Ek besinlere nasıl başlamalıyım?

Boğazına kaçma riskini en aza indirgemek için bebeğinizin oturur pozisyonda (kucağınızda veya mama sandalyesinde) olmasına dikkat edin. Katı gıdaları kaşıkla verin. Bazı anne-babalar bunları biberonla vermeye çalışırlar. Bu yöntem bebeğin nefes borusuna yiyecek kaçma riski açısından sakıncalıdır. Ayrıca her öğünde aldığı besin miktarını aşırı bir şekilde artırabileceğinden aşırı kilo alımına neden olur. Bebeğinizin oturarak yeme işlevine -kaşıktan azar azar alarak, yudumlar arasında dinlenerek ve doyduğunda durmayı öğrenerek- alışması gereklidir. Tüm yaşamı boyunca onun sağlığını etkileyecek olan doğru yeme alışkanlıklarının temeli bu dönemde atılmaktadır.

Bebek kaşıkları bile bu dönemdeki bebekler için fazla geniş olabilir. Bu yüzden en iyisi küçük çay kaşıklarından kullanmaktır. Yarım çay kaşığı (tatlı kaşığının çeyreği) veya daha az miktarlarla başlayın ve beslenme boyunca onunla konuşarak yardımcı olun, aynı yemeği aynı kaşıkla ağzınıza koyarak yemeğin reklamını yapın. ("mmm, bak ne kadar güzel…"). Büyük bir olasılıkla, başlangıçta şaşıracak ne yapacağını bilemeyecektir. Aşağılanmış veya kafası karışmış gibi görünebilir, burun kıvırıp, lokmasını ağzında geveleyebilir veya tümüyle reddedebilir. Bu tepkiyi anlamak zor değildir. Eskiden yedikleri ile şimdiki yediklerinin arasındaki farkı göz önünde bulundurursanız onu daha iyi anlarsınız.
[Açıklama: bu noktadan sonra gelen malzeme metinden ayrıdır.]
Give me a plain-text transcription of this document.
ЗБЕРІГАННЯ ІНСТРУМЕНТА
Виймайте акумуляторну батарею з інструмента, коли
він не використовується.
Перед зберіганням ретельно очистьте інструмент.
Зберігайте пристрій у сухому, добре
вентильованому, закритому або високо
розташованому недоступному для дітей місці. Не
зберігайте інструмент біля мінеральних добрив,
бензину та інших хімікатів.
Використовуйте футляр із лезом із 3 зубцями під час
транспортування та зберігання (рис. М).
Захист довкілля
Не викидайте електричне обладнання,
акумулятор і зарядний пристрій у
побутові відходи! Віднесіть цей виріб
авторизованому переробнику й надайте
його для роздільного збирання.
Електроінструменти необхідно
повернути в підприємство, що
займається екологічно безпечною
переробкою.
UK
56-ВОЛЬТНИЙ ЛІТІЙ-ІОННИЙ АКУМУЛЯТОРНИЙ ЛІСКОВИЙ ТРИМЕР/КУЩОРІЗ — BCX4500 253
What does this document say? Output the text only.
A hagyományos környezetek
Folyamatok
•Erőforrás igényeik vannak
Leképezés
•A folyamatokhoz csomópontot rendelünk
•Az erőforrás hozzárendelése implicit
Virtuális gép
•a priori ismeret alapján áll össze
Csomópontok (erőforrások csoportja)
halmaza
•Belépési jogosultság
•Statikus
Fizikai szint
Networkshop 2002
Katı gıdalara geçiş dönemini kolaylaştırmak için şu yöntemi deneyebilirsiniz: Önce bebeğinize biraz süt (meme veya hazır mama) verdikten sonra az bir miktarda katı gıdayı yarım çay kaşıklık yudumlarda verin ve öğününü yine süt ile bitirin. Bu yöntem çok acıktığı zamanlarda düş kırıklığına uğramasını önleyebildiği gibi, kaşıkla beslenme deneyimini meme emmenin verdiği hazla bağdaştırmasına yardımcı olacaktır. Ayrıca anne sütü yeni besinin sindirilmesine de yardımcı olur.

Besinler soğuk veya çok sıcak olmamalı, ılık olmalıdır. Bebekler ılık besinleri daha çok severek alırlar. Mikrodalga fırında ısıtıyorsanız, besin eşit şekilde ısınmadığından ağzında yanıklar olabilir, dikkatli olun lütfen. Yeşil yapraklı sebzeler, etler tekrar ısıtılarak kjullanılmamlıdır.Besinlerin tekrar tekrar ısıtılarak verilmesi nitrit miktarını artırır, bu da bebekler için zararlı olabilir (“mavi bebek sendromu”).

Bazı yiyeceklere karşı sizin önyargılarınız olabilir. Brüksel lahanasından siz nefret edebilirsiniz, fakat çocuğunuz bayılabilir.

Çocuğun beslenmesi için her öğün 20-30 dakikalık bir zaman ayrılmalıdır. 5-10 dakika içinde midesi doldurulan bir çocuk daha çok hava yutar. Buna bağlı olarak da kusmalar ve karın ağrıları görülebilir. Bebeğiniz dikkatini toplamalı ve kendi hızında yemelidir. İstediğinden fazlasını yedirmek konusunda onu ikna etmeye çalışmayın

Ne yaparsanız yapın, katı gıdalarla beslenmeye başladığınızda yiyeceklerin çoğunu geri çıkaracak, bir kısmı yüzüne bir kısmı önlüğüne bulaşacaktır. Bu nedenle katı gıdaları yutmayı becerene kadar ona bir iki çay kaşığı vermekle yetinin, beslenme öğünlerini çok yavaş arttırın.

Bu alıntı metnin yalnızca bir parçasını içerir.